Опять процедура капельного вливания жидкости в рот. Наконец-то влага достигла горла. Я судорожно глотаю ее, – мне хочется задрать голову и вливать-вливать-вливать из баклажки «изподкрановки». Но капли жидкости прекратились.
– Ещё! Ещё пить! – шепчу я, но не слышу своего голоса. В памяти всплывают замерзшие лужи, ледяная сосулька во рту. Полцарства за сосульку!
– Потерпи, милый, потерпи, – и нежные руки, вслед за женским голосом, начинают обтирать мне лоб, виски, щеки, шею. Опять ворочают меня с боку на бок, обмывают. Ощущения уже откуда-то знакомые. Чувствую, как из-под меня выдергивают простыню, и, кажется, подстилают другую. О! Она дает совсем другие осязательные ощущения: Сухая?

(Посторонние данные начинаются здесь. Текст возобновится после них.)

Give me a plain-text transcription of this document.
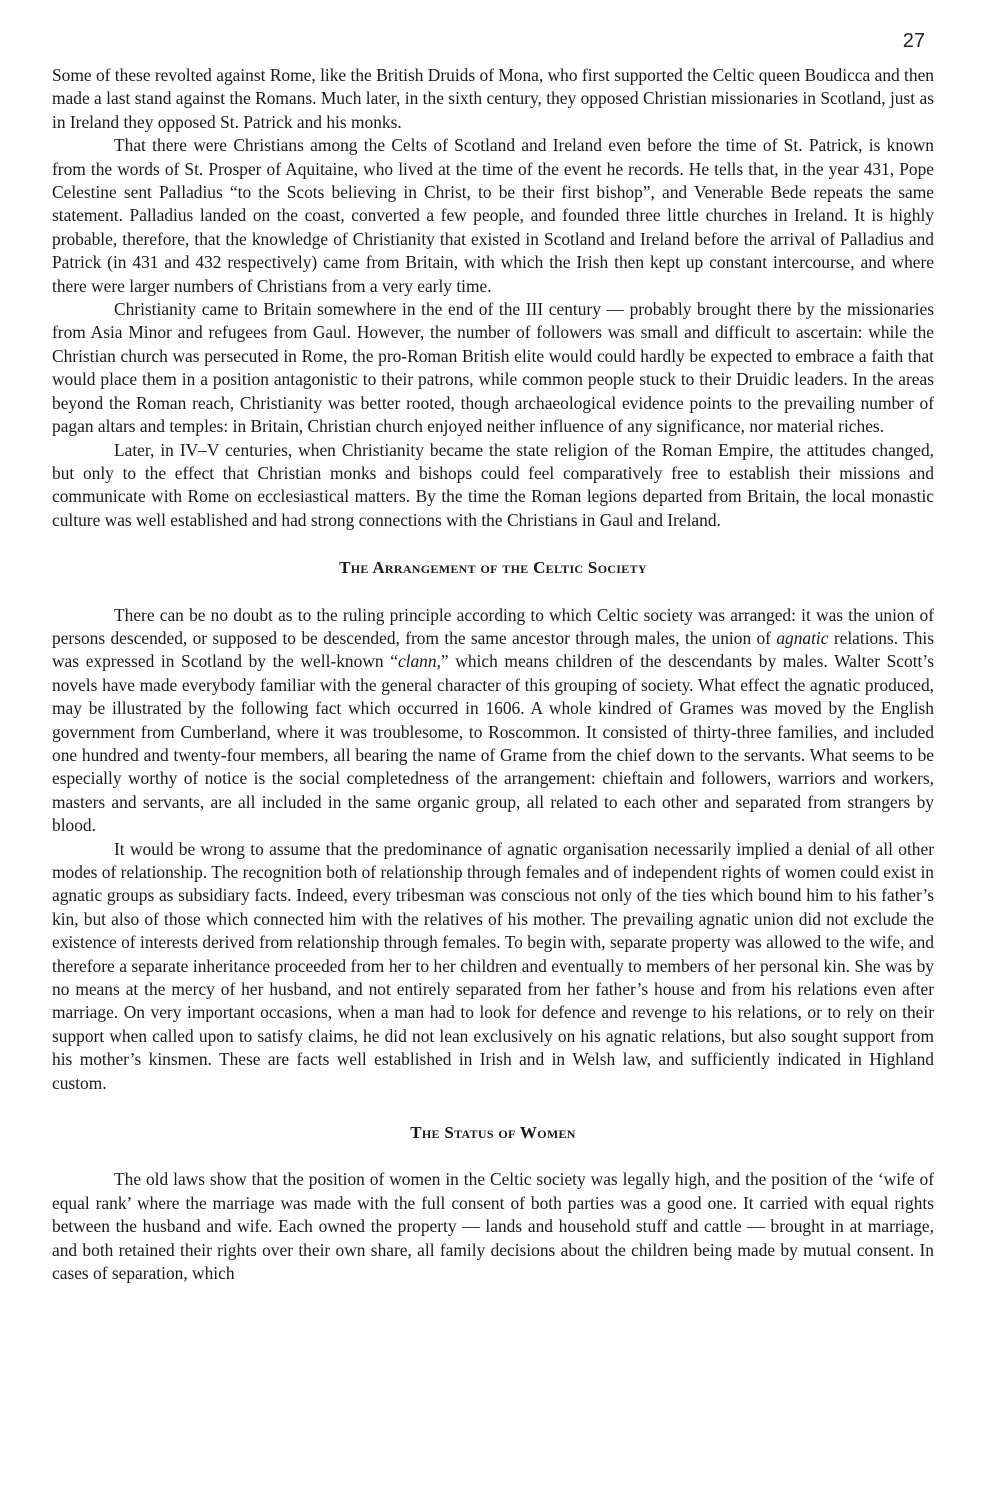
27

Some of these revolted against Rome, like the British Druids of Mona, who first supported the Celtic queen Boudicca and then made a last stand against the Romans. Much later, in the sixth century, they opposed Christian missionaries in Scotland, just as in Ireland they opposed St. Patrick and his monks.

That there were Christians among the Celts of Scotland and Ireland even before the time of St. Patrick, is known from the words of St. Prosper of Aquitaine, who lived at the time of the event he records. He tells that, in the year 431, Pope Celestine sent Palladius “to the Scots believing in Christ, to be their first bishop”, and Venerable Bede repeats the same statement. Palladius landed on the coast, converted a few people, and founded three little churches in Ireland. It is highly probable, therefore, that the knowledge of Christianity that existed in Scotland and Ireland before the arrival of Palladius and Patrick (in 431 and 432 respectively) came from Britain, with which the Irish then kept up constant intercourse, and where there were larger numbers of Christians from a very early time.

Christianity came to Britain somewhere in the end of the III century — probably brought there by the missionaries from Asia Minor and refugees from Gaul. However, the number of followers was small and difficult to ascertain: while the Christian church was persecuted in Rome, the pro-Roman British elite would could hardly be expected to embrace a faith that would place them in a position antagonistic to their patrons, while common people stuck to their Druidic leaders. In the areas beyond the Roman reach, Christianity was better rooted, though archaeological evidence points to the prevailing number of pagan altars and temples: in Britain, Christian church enjoyed neither influence of any significance, nor material riches.

Later, in IV–V centuries, when Christianity became the state religion of the Roman Empire, the attitudes changed, but only to the effect that Christian monks and bishops could feel comparatively free to establish their missions and communicate with Rome on ecclesiastical matters. By the time the Roman legions departed from Britain, the local monastic culture was well established and had strong connections with the Christians in Gaul and Ireland.

The Arrangement of the Celtic Society

There can be no doubt as to the ruling principle according to which Celtic society was arranged: it was the union of persons descended, or supposed to be descended, from the same ancestor through males, the union of agnatic relations. This was expressed in Scotland by the well-known “clann,” which means children of the descendants by males. Walter Scott’s novels have made everybody familiar with the general character of this grouping of society. What effect the agnatic produced, may be illustrated by the following fact which occurred in 1606. A whole kindred of Grames was moved by the English government from Cumberland, where it was troublesome, to Roscommon. It consisted of thirty-three families, and included one hundred and twenty-four members, all bearing the name of Grame from the chief down to the servants. What seems to be especially worthy of notice is the social completedness of the arrangement: chieftain and followers, warriors and workers, masters and servants, are all included in the same organic group, all related to each other and separated from strangers by blood.

It would be wrong to assume that the predominance of agnatic organisation necessarily implied a denial of all other modes of relationship. The recognition both of relationship through females and of independent rights of women could exist in agnatic groups as subsidiary facts. Indeed, every tribesman was conscious not only of the ties which bound him to his father’s kin, but also of those which connected him with the relatives of his mother. The prevailing agnatic union did not exclude the existence of interests derived from relationship through females. To begin with, separate property was allowed to the wife, and therefore a separate inheritance proceeded from her to her children and eventually to members of her personal kin. She was by no means at the mercy of her husband, and not entirely separated from her father’s house and from his relations even after marriage. On very important occasions, when a man had to look for defence and revenge to his relations, or to rely on their support when called upon to satisfy claims, he did not lean exclusively on his agnatic relations, but also sought support from his mother’s kinsmen. These are facts well established in Irish and in Welsh law, and sufficiently indicated in Highland custom.

The Status of Women

The old laws show that the position of women in the Celtic society was legally high, and the position of the ‘wife of equal rank’ where the marriage was made with the full consent of both parties was a good one. It carried with equal rights between the husband and wife. Each owned the property — lands and household stuff and cattle — brought in at marriage, and both retained their rights over their own share, all family decisions about the children being made by mutual consent. In cases of separation, which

Гладкая? Чистая? Не могу понять. Но приятно.
Вот, гадина! Она опять привязала мои руки после перестилания постели! Но злиться уже нет сил… И, я блаженно засыпаю…
…Я закашлялся. Суки! А будить перед заливанием воды в рот не надо? Да что же за веки такие тяжелые? Хотя, это не вода… Ага! Вкус солоноватый, специфический. Бульон? Похоже. Похоже на говяжий бульон. Интересно-интересно. И услышал продолжение какого-то разговора рядом со мной:
– …Пищеварительный тракт не поврежден, – только брыжейка толстого кишечника иссечена на протяжении несколько сантиметров. Потому кормить начинать можно. И заводите уже работу кишечника после операции, пора. Остальные травмы будут восстанавливаться при энтеральном питании лучше, чем на параэнтеральном. И психиатра пригласите. До того, как его развяжете. Что говорят нейрохирурги?… – громкий мужской голос в процессе монолога удалялся все дальше и дальше, потому ответ тоненьким женским голосом на его вопрос я услышал в виде невнятного бормотания.
Бульканье бульона в горле… Я смакую каждую капельку, но кормление заканчивается. Мне промокнули губы сначала влажной ткань, потом сухой.